Şemsiyesi olmayan, elinde kalın hukuk kitapları, üzerindeki deri ceketi ile rahatça yürüyordu İzem. Acelesi yoktu. Islanmayı seven biriydi. Küçükken babası onu sokağa attığında yağmurun altında kendi kendine eğlenir, biriken suların üzerine zıplardı.
Uzun kahverengi saçları ıslanıp birbirine karışmıştı. Elindeki hukuk kitapları çantasına sığmadığı için elinde sımsıkı tutuyor, ıslanmamaları için boynundaki kahverengi atkıyı kitaplarına siper ediyordu.
İzem Karasu.
Üniversite son sınıf öğrencisiydi kendisi. Yirmi üç yaşında, geleceğinin hayallerini kuran ve başarılı bir savcı olmayı hedefleyen bir hukuk öğrencisiydi. Son yılının bitmesine ve mezun olmasına sadece aylar kalmıştı.

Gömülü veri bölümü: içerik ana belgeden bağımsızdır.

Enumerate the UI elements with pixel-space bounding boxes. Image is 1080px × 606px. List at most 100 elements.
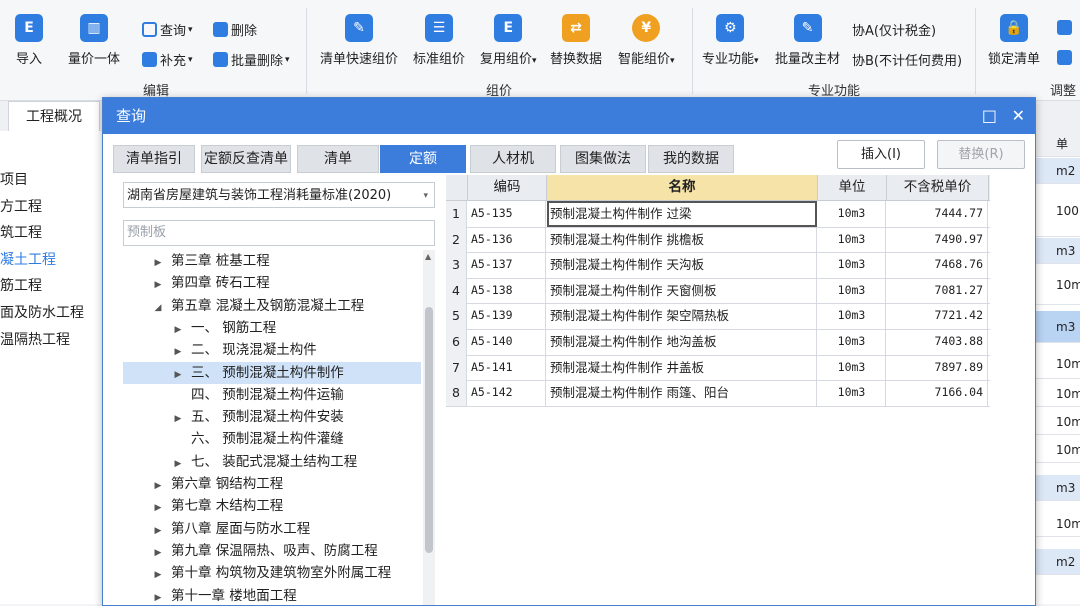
cell-price: 7468.76 xyxy=(887,252,988,278)
expand-arrow-icon[interactable]: ▶ xyxy=(151,542,165,564)
tree-node[interactable]: ▶ 七、 装配式混凝土结构工程 xyxy=(123,451,421,473)
grid-cell[interactable]: m3 xyxy=(1034,311,1080,343)
insert-button[interactable]: 插入(I) xyxy=(837,140,925,169)
expand-arrow-icon[interactable]: ▶ xyxy=(171,408,185,430)
table-row[interactable]: 8 A5-142 预制混凝土构件制作 雨篷、阳台 10m3 7166.04 xyxy=(446,380,990,407)
search-input[interactable] xyxy=(123,220,435,246)
table-row[interactable]: 2 A5-136 预制混凝土构件制作 挑檐板 10m3 7490.97 xyxy=(446,226,990,254)
column-header-unit[interactable]: 单位 xyxy=(818,175,887,200)
batch-material-button[interactable]: ✎ 批量改主材 xyxy=(775,14,840,67)
grid-cell[interactable]: 10m3 xyxy=(1034,511,1080,537)
tree-item[interactable]: 项目 xyxy=(0,167,102,194)
tree-node[interactable]: ▶ 第八章 屋面与防水工程 xyxy=(123,518,421,540)
tree-node[interactable]: 四、 预制混凝土构件运输 xyxy=(123,384,421,406)
tree-node[interactable]: ▶ 第三章 桩基工程 xyxy=(123,250,421,272)
table-row[interactable]: 6 A5-140 预制混凝土构件制作 地沟盖板 10m3 7403.88 xyxy=(446,329,990,356)
query-button[interactable]: 查询 ▾ xyxy=(142,20,193,39)
grid-cell[interactable]: m3 xyxy=(1034,238,1080,264)
grid-cell[interactable]: m2 xyxy=(1034,549,1080,575)
expand-arrow-icon[interactable]: ▶ xyxy=(171,364,185,386)
tree-node[interactable]: ▶ 第七章 木结构工程 xyxy=(123,495,421,517)
supplement-button[interactable]: 补充 ▾ xyxy=(142,50,193,69)
tree-node[interactable]: ▶ 五、 预制混凝土构件安装 xyxy=(123,406,421,428)
column-header-price[interactable]: 不含税单价 xyxy=(887,175,989,200)
table-row[interactable]: 4 A5-138 预制混凝土构件制作 天窗侧板 10m3 7081.27 xyxy=(446,277,990,305)
tab-my-data[interactable]: 我的数据 xyxy=(648,145,734,173)
special-function-button[interactable]: ⚙ 专业功能▾ xyxy=(702,14,759,67)
grid-cell[interactable]: m2 xyxy=(1034,158,1080,184)
tab-list[interactable]: 清单 xyxy=(297,145,379,173)
expand-arrow-icon[interactable]: ▶ xyxy=(171,319,185,341)
tab-quota[interactable]: 定额 xyxy=(380,145,466,173)
expand-arrow-icon[interactable]: ▶ xyxy=(151,587,165,606)
tree-node[interactable]: ▶ 二、 现浇混凝土构件 xyxy=(123,339,421,361)
tree-scrollbar[interactable]: ▲ xyxy=(423,250,435,605)
grid-cell[interactable]: 10m3 xyxy=(1034,409,1080,435)
tree-item[interactable]: 面及防水工程 xyxy=(0,300,102,327)
tree-node[interactable]: ▶ 第四章 砖石工程 xyxy=(123,272,421,294)
tab-project-overview[interactable]: 工程概况 xyxy=(8,101,100,132)
delete-button[interactable]: 删除 xyxy=(213,20,257,39)
replace-button[interactable]: 替换(R) xyxy=(937,140,1025,169)
cell-price: 7897.89 xyxy=(887,354,988,381)
grid-cell[interactable]: 10m3 xyxy=(1034,381,1080,407)
table-row[interactable]: 5 A5-139 预制混凝土构件制作 架空隔热板 10m3 7721.42 xyxy=(446,303,990,330)
tree-node[interactable]: ▶ 第十一章 楼地面工程 xyxy=(123,585,421,606)
table-row[interactable]: 3 A5-137 预制混凝土构件制作 天沟板 10m3 7468.76 xyxy=(446,252,990,279)
tree-node[interactable]: ◢ 第五章 混凝土及钢筋混凝土工程 xyxy=(123,295,421,317)
coop-b-button[interactable]: 协B(不计任何费用) xyxy=(852,50,962,69)
price-integration-button[interactable]: ▥ 量价一体 xyxy=(68,14,120,67)
tree-node[interactable]: ▶ 第六章 钢结构工程 xyxy=(123,473,421,495)
grid-cell[interactable]: 100 xyxy=(1034,185,1080,237)
tree-node[interactable]: ▶ 第十章 构筑物及建筑物室外附属工程 xyxy=(123,562,421,584)
lock-list-button[interactable]: 🔒 锁定清单 xyxy=(988,14,1040,67)
adjust-icon-1[interactable] xyxy=(1057,20,1075,35)
scroll-up-icon[interactable]: ▲ xyxy=(425,252,431,261)
tree-node[interactable]: ▶ 第九章 保温隔热、吸声、防腐工程 xyxy=(123,540,421,562)
tree-item[interactable]: 方工程 xyxy=(0,194,102,221)
tree-item[interactable]: 筑工程 xyxy=(0,220,102,247)
expand-arrow-icon[interactable]: ▶ xyxy=(151,274,165,296)
expand-arrow-icon[interactable]: ▶ xyxy=(151,520,165,542)
expand-arrow-icon[interactable]: ▶ xyxy=(151,497,165,519)
grid-cell[interactable]: m3 xyxy=(1034,475,1080,501)
expand-arrow-icon[interactable]: ◢ xyxy=(151,297,165,319)
tab-list-guide[interactable]: 清单指引 xyxy=(113,145,195,173)
column-header-code[interactable]: 编码 xyxy=(468,175,547,200)
tree-item[interactable]: 温隔热工程 xyxy=(0,327,102,354)
grid-cell[interactable]: 10m3 xyxy=(1034,349,1080,379)
expand-arrow-icon[interactable]: ▶ xyxy=(171,341,185,363)
divider xyxy=(975,8,976,94)
grid-cell[interactable]: 10m3 xyxy=(1034,437,1080,463)
smart-price-button[interactable]: ¥ 智能组价▾ xyxy=(618,14,675,67)
maximize-icon[interactable]: □ xyxy=(982,98,997,134)
expand-arrow-icon[interactable]: ▶ xyxy=(151,252,165,274)
tab-labor-material[interactable]: 人材机 xyxy=(470,145,556,173)
coop-a-button[interactable]: 协A(仅计税金) xyxy=(852,20,936,39)
reuse-price-button[interactable]: E 复用组价▾ xyxy=(480,14,537,67)
expand-arrow-icon[interactable]: ▶ xyxy=(171,453,185,475)
tree-item-selected[interactable]: 凝土工程 xyxy=(0,247,102,274)
grid-cell[interactable]: 10m3 xyxy=(1034,265,1080,305)
table-row[interactable]: 7 A5-141 预制混凝土构件制作 井盖板 10m3 7897.89 xyxy=(446,354,990,382)
tree-node-selected[interactable]: ▶ 三、 预制混凝土构件制作 xyxy=(123,361,421,386)
close-icon[interactable]: ✕ xyxy=(1012,98,1025,134)
tree-item[interactable]: 筋工程 xyxy=(0,273,102,300)
adjust-icon-2[interactable] xyxy=(1057,50,1075,65)
import-button[interactable]: E 导入 xyxy=(15,14,43,67)
expand-arrow-icon[interactable]: ▶ xyxy=(151,564,165,586)
column-header-name[interactable]: 名称 xyxy=(547,175,818,200)
scrollbar-thumb[interactable] xyxy=(425,307,433,553)
expand-arrow-icon[interactable]: ▶ xyxy=(151,475,165,497)
standard-price-button[interactable]: ☰ 标准组价 xyxy=(413,14,465,67)
table-row[interactable]: 1 A5-135 预制混凝土构件制作 过梁 10m3 7444.77 xyxy=(446,201,990,228)
quota-library-select[interactable]: 湖南省房屋建筑与装饰工程消耗量标准(2020) ▾ xyxy=(123,182,435,208)
tab-quota-reverse[interactable]: 定额反查清单 xyxy=(201,145,291,173)
tree-node[interactable]: 六、 预制混凝土构件灌缝 xyxy=(123,428,421,450)
batch-delete-button[interactable]: 批量删除 ▾ xyxy=(213,50,290,69)
row-number: 1 xyxy=(446,201,467,227)
quick-price-button[interactable]: ✎ 清单快速组价 xyxy=(320,14,398,67)
replace-data-button[interactable]: ⇄ 替换数据 xyxy=(550,14,602,67)
tab-atlas-method[interactable]: 图集做法 xyxy=(560,145,646,173)
tree-node[interactable]: ▶ 一、 钢筋工程 xyxy=(123,317,421,339)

Metro durağına inen yürüyen merdivenleri görene kadar normal hızda yürümeye devam etti. Yürüyen merdivenler gözüne çarpar çarpmaz adımlarını hızlandırdı.
İzem dışarıdan çok sert görünürdü. Bakışları her zaman insanlara nefretle bakardı. Oysaki sıcakkanlı biriydi. Sevdiklerine karşı çocuksu olurdu. Merhametli ve sevecendi. Soğuk olduğu insanlara acımazdı.
Metro durağına geldiğinde metro gelmişti bile. İnsanlar birbirlerini ittirerek metroya ulaşamaya çalışıyordu. Sanki birbirlerini itmeseler metroya binemeyecek gibi bir halleri vardı.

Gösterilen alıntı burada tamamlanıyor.